Bunların yanı sıra RTE, eğer hâlâ bildiğimiz RTE ise, muhalefetin bu seçim zaferinin, rejim açısından giderek güçlü bir tehlikeye ve mayalanmaya yol açmaması için elinden geleni ardına koymayacaktır.  Çünkü kendisine biçtiği “tarihsel-ilahi misyon” öyle bozuk bir ekonomi, seçim yenilgisi vb. “dünyevi” nedenlerle vazgeçilecek cinsten bir şey değil!

O nedenle Cumhurbaşkanı’nın kısa ve uzun vadeli planlar yapıp bunları bildik veya henüz bilmedik yöntemlerle uygulamaya koyması kaçınılmazdır. Örnek olarak RTE’nin, kendisinin de sözünü ettiği üzere, bu sıkıntılı durumda yine bir “joker” kullanarak burjuva milliyetçi muhalefeti de felç edecek biçimde, Kürtlere yönelik kapsamlı bir sınır ötesi harekâta girişme ihtimalini gösterebiliriz.

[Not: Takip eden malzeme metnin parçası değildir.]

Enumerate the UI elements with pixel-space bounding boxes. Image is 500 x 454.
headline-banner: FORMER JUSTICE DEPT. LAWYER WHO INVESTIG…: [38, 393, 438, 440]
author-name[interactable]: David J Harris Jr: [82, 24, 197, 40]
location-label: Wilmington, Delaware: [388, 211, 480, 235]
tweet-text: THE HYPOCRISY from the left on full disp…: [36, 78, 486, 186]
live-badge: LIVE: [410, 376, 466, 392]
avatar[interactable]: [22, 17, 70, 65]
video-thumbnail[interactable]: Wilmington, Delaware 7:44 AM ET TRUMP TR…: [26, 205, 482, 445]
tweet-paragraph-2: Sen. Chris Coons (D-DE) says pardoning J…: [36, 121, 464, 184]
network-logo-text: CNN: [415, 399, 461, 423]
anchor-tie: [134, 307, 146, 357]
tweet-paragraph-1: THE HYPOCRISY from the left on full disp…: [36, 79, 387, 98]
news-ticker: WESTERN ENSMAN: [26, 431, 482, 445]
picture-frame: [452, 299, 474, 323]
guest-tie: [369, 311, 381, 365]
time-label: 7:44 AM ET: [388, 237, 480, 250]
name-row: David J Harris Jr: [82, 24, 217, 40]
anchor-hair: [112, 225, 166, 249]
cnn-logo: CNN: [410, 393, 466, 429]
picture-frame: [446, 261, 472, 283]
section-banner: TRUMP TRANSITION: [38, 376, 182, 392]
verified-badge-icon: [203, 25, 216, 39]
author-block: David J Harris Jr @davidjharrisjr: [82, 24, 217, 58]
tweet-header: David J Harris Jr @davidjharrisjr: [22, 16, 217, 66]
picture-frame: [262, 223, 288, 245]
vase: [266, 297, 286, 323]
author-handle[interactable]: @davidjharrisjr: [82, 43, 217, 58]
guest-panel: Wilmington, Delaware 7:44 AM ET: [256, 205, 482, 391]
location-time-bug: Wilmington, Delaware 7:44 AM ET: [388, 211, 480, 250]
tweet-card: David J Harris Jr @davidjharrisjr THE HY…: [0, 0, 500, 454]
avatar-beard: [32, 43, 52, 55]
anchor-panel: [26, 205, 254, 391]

Türkiye (hatta dünya) koşulları düşünüldüğünde, RTE’nin inşa etmeye çalıştığı “askeri-sınai kompleks” temelinde güçlenen ve sınırlar ötesinde yeni maceralar arayan bir militarizmin içeride gerçek bir polis devleti biçimini alması kaçınılmazdır. Bunun anlamı, çoktandır işaret etmeye çalıştığımız üzere “rejimin kendinden beter bir şeye dönüşmesi”nden başka bir şey değildir. Bu tür rejimlerin toplumsal ve politik planda güç kayıpları, kendi içlerinde çözülme eğilimlerini açığa çıkarsa da, zorbalık ve şiddete başvurma eğilimlerini güçlendirir.

CHP

Sonuçlar, eminim seçimin kazananı CHP için de sürpriz oldu. Ana Muhalefet akla hayale gelmeyecek pek çok yerde önemli farklarla kazandı. Böylece hem memleket hem de kendi istikbali açısından tarihi bir fırsat yakaladı.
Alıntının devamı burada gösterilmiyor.